Other performers at the fair included the Flying Herberts traveling circus, which featured high-wire acrobatics, as did the Delmore Troupe. Among the tricks performed by the six-member Herberts was jumping into and out of a barrel suspended high on a wire over the midway.

Music performances included the band from the North Carolina Institute for the Blind, where Doc Watson later went to school.

The crowd, which descended on the fairgrounds from streetcars, automobiles and horse-drawn carriages, was commended for their behavior, which apparently was unusual based on the following News & Observer report.

“There is one outstanding fact to distinguish this fair from many others who have preceded it. There is no disorder. There is a capable corps of special officers on duty within the walls of the fair grounds. There are mounted and unmounted policemen, but they have very little to do except in the way of looking out for traffic. Thus far there has been an unusually small number of cases of public drunkenness.

“On the Fairgrounds the shows are of higher class than usual. The midway attractions are noticeably lacking in gambling games, and chance contests. There are no candy wheels, no poodle dog games, for attorney general Bickett ruled these things out in a general opinion made upon the request of the State Fair officials.
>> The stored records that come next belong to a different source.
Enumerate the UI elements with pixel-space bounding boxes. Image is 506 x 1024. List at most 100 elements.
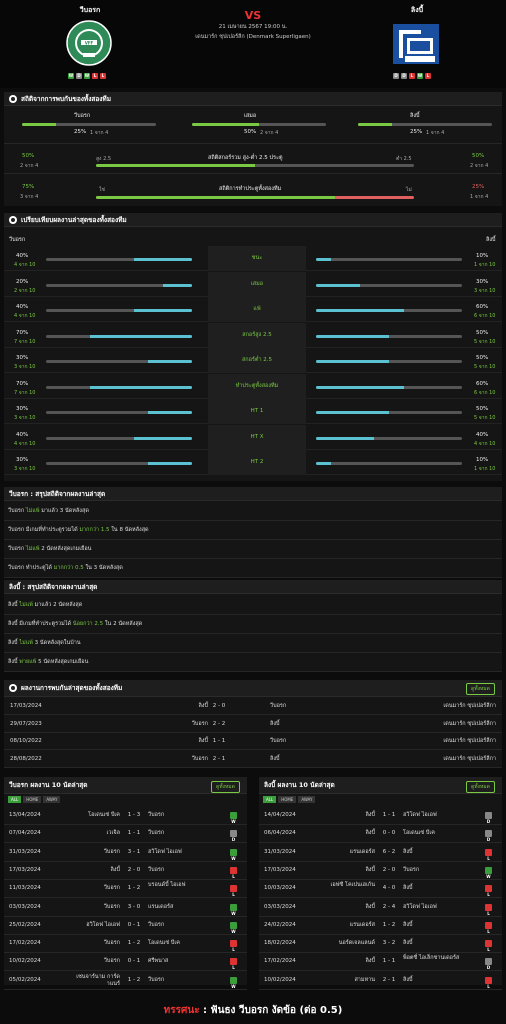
h2h-row: 08/10/2022 ลิงบี้ 1 - 1 วีบอรก เดนมาร์ก ซุปเ… [4,733,502,750]
compare-away-sub: 5 จาก 10 [474,415,496,421]
summary-row: วีบอรก มีเกมที่ทำประตูรวมได้ มากกว่า 1.5… [4,521,502,540]
match-league: เดนมาร์ก ซุปเปอร์ลีก (Denmark Superligae… [195,34,311,40]
tab-home[interactable]: HOME [278,796,297,803]
compare-row: 40% 4 จาก 10 ชนะ 10% 1 จาก 10 [4,246,502,271]
summary-row: วีบอรก ไม่แพ้ 2 นัดหลังสุดเกมเยือน [4,540,502,559]
away-last10-tabs: ALL HOME AWAY [263,796,316,803]
match-away: วีบอรก [148,976,165,983]
result-badge: L [485,848,492,861]
compare-row: 40% 4 จาก 10 แพ้ 60% 6 จาก 10 [4,297,502,322]
compare-away-pct: 50% [476,406,489,412]
h2h-date: 29/07/2023 [10,720,42,727]
compare-away-bar [316,258,462,261]
match-date: 11/03/2024 [9,885,41,892]
result-badge: W [230,921,237,934]
match-date: 03/03/2024 [264,903,296,910]
summary-row: ลิงบี้ ไม่แพ้ 3 นัดหลังสุดในบ้าน [4,634,502,653]
match-away: ฮวิโดฟ ไอเอฟ [403,812,437,818]
form-badge: L [92,73,98,79]
compare-home-name: วีบอรก [9,237,26,243]
home-team-logo: VFF [66,20,112,66]
h2h-item-pct: 50% [244,129,257,135]
away-last10-more-button[interactable]: ดูทั้งหมด [466,781,495,793]
summary-highlight: ไม่แพ้ [19,602,33,608]
summary-text: 2 นัดหลังสุดเกมเยือน [39,546,92,552]
h2h-league: เดนมาร์ก ซุปเปอร์ลีกา [443,755,496,762]
match-date: 25/02/2024 [9,921,41,928]
match-date: 10/02/2024 [9,958,41,965]
compare-home-sub: 3 จาก 10 [14,364,36,370]
form-badge: L [100,73,106,79]
compare-header: เปรียบเทียบผลงานล่าสุดของทั้งสองทีม [4,213,502,227]
summary-row: ลิงบี้ ไม่แพ้ มาแล้ว 2 นัดหลังสุด [4,596,502,615]
tab-home[interactable]: HOME [23,796,42,803]
compare-away-pct: 30% [476,278,489,285]
match-home: แรนเดอร์ส [349,921,375,928]
list-item: 17/03/2024 ลิงบี้ 2 - 0 วีบอรก W [259,861,502,880]
compare-away-sub: 4 จาก 10 [474,440,496,447]
result-badge: L [230,958,237,970]
tab-away[interactable]: AWAY [43,796,61,803]
match-score: 3 - 0 [127,903,141,910]
compare-label: HT 1 [208,399,306,424]
summary-text: 3 นัดหลังสุดในบ้าน [32,640,81,646]
football-icon [9,684,17,692]
list-item: 10/03/2024 เอฟซี โคเปนเฮเก้น 4 - 0 ลิงบี้ L [259,879,502,899]
compare-away-pct: 60% [476,380,489,387]
summary-highlight: ไม่แพ้ [25,508,40,514]
h2h-results-header: ผลงานการพบกันล่าสุดของทั้งสองทีม [4,680,502,697]
form-badge: D [76,73,82,79]
list-item: 11/03/2024 วีบอรก 1 - 2 บรอนด์บี้ ไอเอฟ L [4,879,247,899]
btts-left-sub: 3 จาก 4 [20,194,39,200]
match-score: 0 - 0 [382,830,396,837]
tab-away[interactable]: AWAY [298,796,316,803]
tab-all[interactable]: ALL [263,796,277,803]
btts-right-label: ไม่ [406,187,412,193]
match-score: 0 - 1 [127,921,141,928]
h2h-away: วีบอรก [270,703,287,709]
compare-home-pct: 40% [16,304,29,310]
ou-right-label: ต่ำ 2.5 [396,156,412,162]
match-away: วีบอรก [148,830,165,837]
h2h-results-title: ผลงานการพบกันล่าสุดของทั้งสองทีม [21,684,123,692]
result-badge: L [230,940,237,952]
summary-text: มาแล้ว 3 นัดหลังสุด [39,508,89,514]
match-date: 10/02/2024 [264,976,296,983]
ou-bar [96,164,414,167]
compare-home-pct: 40% [16,431,29,438]
home-team-name: วีบอรก [79,6,101,14]
h2h-row: 29/07/2023 วีบอรก 2 - 2 ลิงบี้ เดนมาร์ก ซุปเ… [4,716,502,733]
compare-home-sub: 4 จาก 10 [14,313,36,319]
compare-home-bar [46,462,192,465]
h2h-item-sub: 2 จาก 4 [260,130,279,136]
match-date: 10/03/2024 [264,885,296,892]
h2h-score: 1 - 1 [212,738,226,744]
match-score: 2 - 0 [382,866,396,873]
compare-home-bar [46,334,192,338]
match-home: วีบอรก [103,848,120,855]
h2h-home: วีบอรก [191,720,208,727]
match-away: ฮวิโดฟ ไอเอฟ [403,903,437,910]
match-score: 4 - 0 [382,885,396,892]
home-last10-tabs: ALL HOME AWAY [8,796,61,803]
result-badge: L [485,903,492,916]
tab-all[interactable]: ALL [8,796,22,803]
compare-home-sub: 3 จาก 10 [14,415,36,421]
h2h-item-sub: 1 จาก 4 [426,130,445,136]
home-last10-more-button[interactable]: ดูทั้งหมด [211,781,240,793]
match-date: 17/02/2024 [9,940,41,947]
h2h-date: 28/08/2022 [10,755,42,762]
compare-away-bar [316,436,462,440]
match-date: 31/03/2024 [264,848,296,855]
match-home: ลิงบี้ [365,812,375,818]
match-date: 13/04/2024 [9,812,41,818]
h2h-more-button[interactable]: ดูทั้งหมด [466,683,495,695]
h2h-item-bar [358,123,492,126]
result-badge: W [230,976,237,989]
h2h-league: เดนมาร์ก ซุปเปอร์ลีกา [443,720,496,727]
match-date: 18/02/2024 [264,940,296,947]
summary-text: ลิงบี้ [8,602,20,608]
btts-stat-row: 75% 3 จาก 4 ใช่ สถิติการทำประตูทั้งสองที… [4,173,502,201]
“Ladies yesterday were not harassed by that great assortment of annoyers which at one time were the curse of the Great State Fair. Whips were not on sale and their use is prohibited. And at the same time there was just as much jollity, just as much of the holiday spirit, just as much witchery among the girls and just as much of the spirit to dare among the boys as there ever has been. Nobody is sorry that the torture sticks have been ruled out.”

How everyone enjoyed their visit to the fair and the football game without candy wheels, whips and torture sticks is an unreported mystery the N&O chose not to cover.